しかも、窓と言う窓にはカーテンが閉められ日差しさえ遮られてしまうせいで、部屋は何処か薄暗く不気味でさえある。
この部屋の主──オブセシオンは、招かれざる客にあからさまに不愉快そうに眉をしかめつつ、追い払う訳にもいかないので渋々客を部屋に招き入れた。

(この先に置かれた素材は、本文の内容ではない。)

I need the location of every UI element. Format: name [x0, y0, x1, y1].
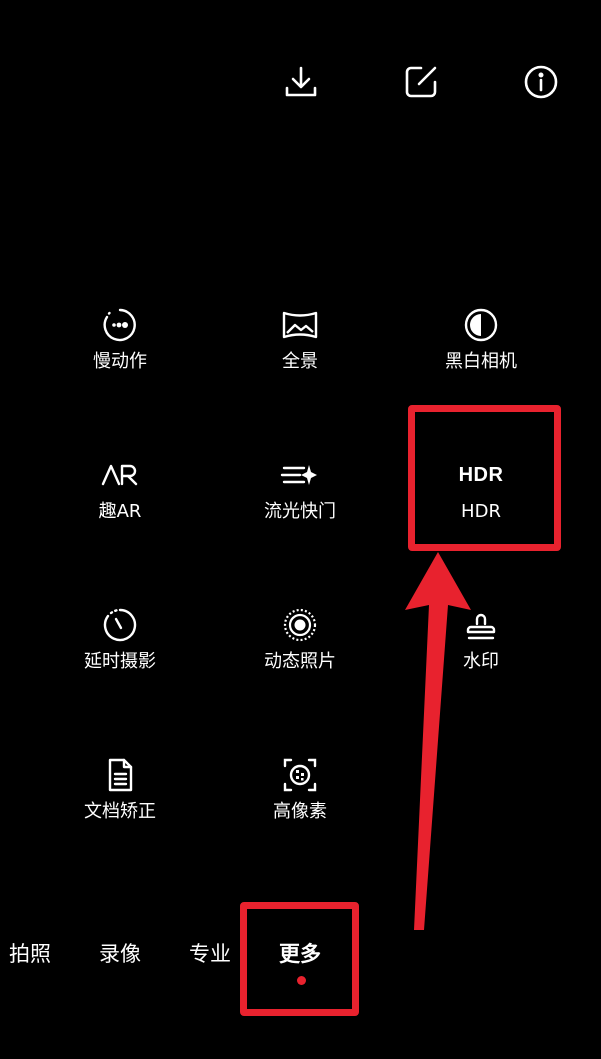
- annotation-arrow: [405, 552, 471, 930]
- arrow-shape: [405, 552, 471, 930]
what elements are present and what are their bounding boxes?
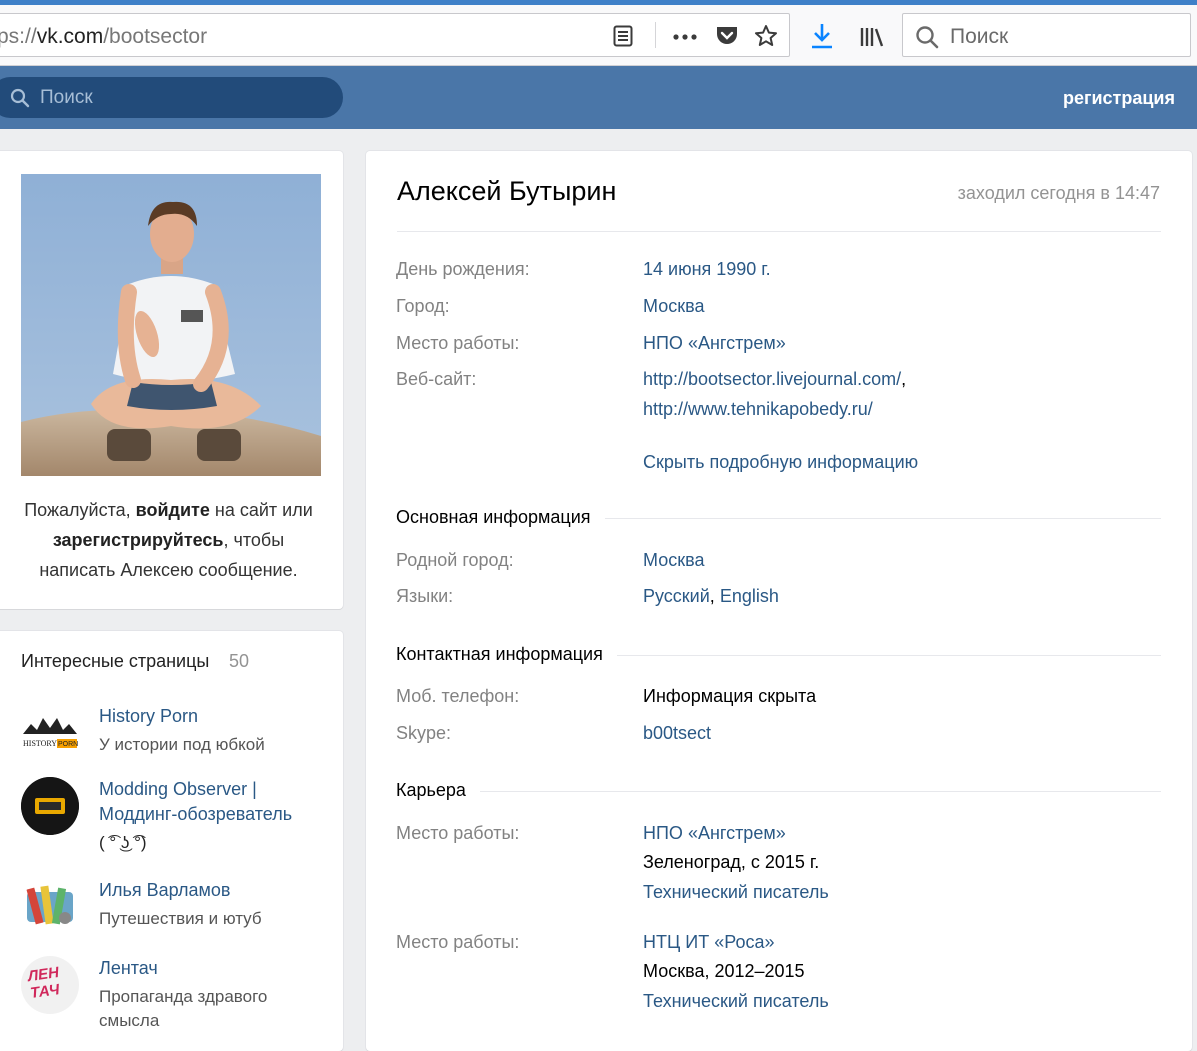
browser-toolbar: ps://vk.com/bootsector Поиск	[0, 0, 1197, 66]
work-label: Место работы:	[396, 333, 520, 353]
search-placeholder: Поиск	[950, 25, 1009, 48]
section-title-main: Основная информация	[396, 507, 605, 528]
hometown-label: Родной город:	[396, 550, 514, 570]
pocket-icon[interactable]	[715, 25, 739, 47]
career-company[interactable]: НПО «Ангстрем»	[643, 823, 786, 844]
website-value: http://bootsector.livejournal.com/,	[643, 369, 907, 389]
city-label: Город:	[396, 296, 450, 316]
reader-view-icon[interactable]	[613, 25, 633, 47]
community-avatar[interactable]	[21, 878, 79, 936]
community-name[interactable]: Лентач	[99, 956, 158, 981]
login-link[interactable]: войдите	[136, 500, 210, 520]
interesting-pages-title[interactable]: Интересные страницы	[21, 651, 209, 672]
register-link-inline[interactable]: зарегистрируйтесь	[53, 530, 224, 550]
community-name[interactable]: Modding Observer | Моддинг-обозреватель	[99, 777, 292, 827]
library-icon[interactable]	[859, 26, 885, 48]
community-description: Путешествия и ютуб	[99, 909, 262, 928]
search-icon	[916, 26, 939, 49]
bookmark-star-icon[interactable]	[754, 24, 778, 48]
community-description: У истории под юбкой	[99, 735, 265, 754]
community-logo: ЛЕН ТАЧ	[26, 963, 61, 1003]
search-icon	[10, 88, 30, 108]
career-place: Москва, 2012–2015	[643, 961, 805, 981]
career-place: Зеленоград, с 2015 г.	[643, 852, 820, 872]
community-avatar[interactable]: HISTORY PORN	[21, 704, 79, 762]
browser-search-field[interactable]: Поиск	[902, 13, 1191, 57]
career-position[interactable]: Технический писатель	[643, 991, 829, 1012]
phone-value: Информация скрыта	[643, 686, 817, 706]
svg-text:PORN: PORN	[58, 741, 78, 748]
url-text[interactable]: ps://vk.com/bootsector	[0, 25, 207, 49]
interesting-pages-count: 50	[229, 651, 250, 671]
download-icon[interactable]	[810, 22, 834, 50]
skype-label: Skype:	[396, 723, 452, 743]
skype-value[interactable]: b00tsect	[643, 723, 711, 744]
register-link[interactable]: регистрация	[1063, 88, 1175, 109]
last-seen-status: заходил сегодня в 14:47	[957, 183, 1160, 203]
career-company[interactable]: НТЦ ИТ «Роса»	[643, 932, 775, 953]
community-avatar[interactable]	[21, 777, 79, 835]
more-actions-icon[interactable]	[673, 34, 697, 40]
career-work-label: Место работы:	[396, 823, 520, 843]
website-link-2[interactable]: http://www.tehnikapobedy.ru/	[643, 399, 873, 420]
profile-photo[interactable]	[21, 174, 321, 476]
hide-details-link[interactable]: Скрыть подробную информацию	[643, 452, 918, 473]
svg-text:HISTORY: HISTORY	[23, 739, 57, 748]
languages-label: Языки:	[396, 586, 454, 606]
city-value[interactable]: Москва	[643, 296, 704, 317]
hometown-value[interactable]: Москва	[643, 550, 704, 571]
community-description: Пропаганда здравого смысла	[99, 987, 268, 1030]
language-link[interactable]: Русский	[643, 586, 710, 606]
language-link[interactable]: English	[720, 586, 779, 606]
site-search-input[interactable]: Поиск	[0, 77, 343, 118]
community-name[interactable]: History Porn	[99, 704, 198, 729]
section-title-career: Карьера	[396, 780, 480, 801]
website-link[interactable]: http://bootsector.livejournal.com/	[643, 369, 901, 389]
birthday-label: День рождения:	[396, 259, 530, 279]
work-value[interactable]: НПО «Ангстрем»	[643, 333, 786, 354]
career-position[interactable]: Технический писатель	[643, 882, 829, 903]
community-description: ( ͡° ͜ʖ ͡°)	[99, 833, 147, 852]
community-name[interactable]: Илья Варламов	[99, 878, 230, 903]
login-prompt: Пожалуйста, войдите на сайт или зарегистр…	[24, 500, 313, 580]
languages-value: Русский, English	[643, 586, 779, 606]
divider	[396, 791, 1161, 792]
site-header: Поиск регистрация	[0, 66, 1197, 129]
interesting-pages-card: Интересные страницы 50 HISTORY PORN Histo…	[0, 631, 343, 1051]
divider	[397, 231, 1161, 232]
separator	[655, 22, 656, 48]
profile-info-card: Алексей Бутырин заходил сегодня в 14:47 …	[366, 151, 1192, 1051]
phone-label: Моб. телефон:	[396, 686, 520, 706]
profile-photo-card: Пожалуйста, войдите на сайт или зарегистр…	[0, 151, 343, 609]
section-title-contacts: Контактная информация	[396, 644, 617, 665]
page-title: Алексей Бутырин	[397, 176, 617, 206]
search-placeholder: Поиск	[40, 87, 93, 108]
career-work-label: Место работы:	[396, 932, 520, 952]
community-avatar[interactable]: ЛЕН ТАЧ	[21, 956, 79, 1014]
birthday-value[interactable]: 14 июня 1990 г.	[643, 259, 771, 280]
address-bar[interactable]: ps://vk.com/bootsector	[0, 13, 790, 57]
website-label: Веб-сайт:	[396, 369, 477, 389]
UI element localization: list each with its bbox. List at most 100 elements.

そんな招かれざる客であるロゼルタは相変わらず飄々とした態度を崩さず、軽く嫌味をぶつけてからふと気になった事を問い掛けた。
「そういえば…あの女性は?」
「……、レネードなら、部屋の奥で寝ている。…彼女に危害でも加えようものなら、例え王子であろうと容赦はせぬぞ」
「まさか、ちょっと気になったので聞いただけですよ。そもそも、私とあの女性には面識がまるで無いのですから。…全く、彼女の事となると穏やかではないですねぇ」
レネードの事となると、急にムキになるのだからある意味始末に負えない。
一睨みで相手を射殺せそうなくらい鋭い眼差しで睨み付けられるものの、ロゼルタはわざとらしく両手を上げておどけてみせた。
「…まぁ、余談はこの辺にしておきましょう。本題に入りましょうか」
「本題…? 何だ?」
不意に、今まで纏っていた胡散臭い雰囲気が消え失せ、代わりに真剣な面持ちへと変わる。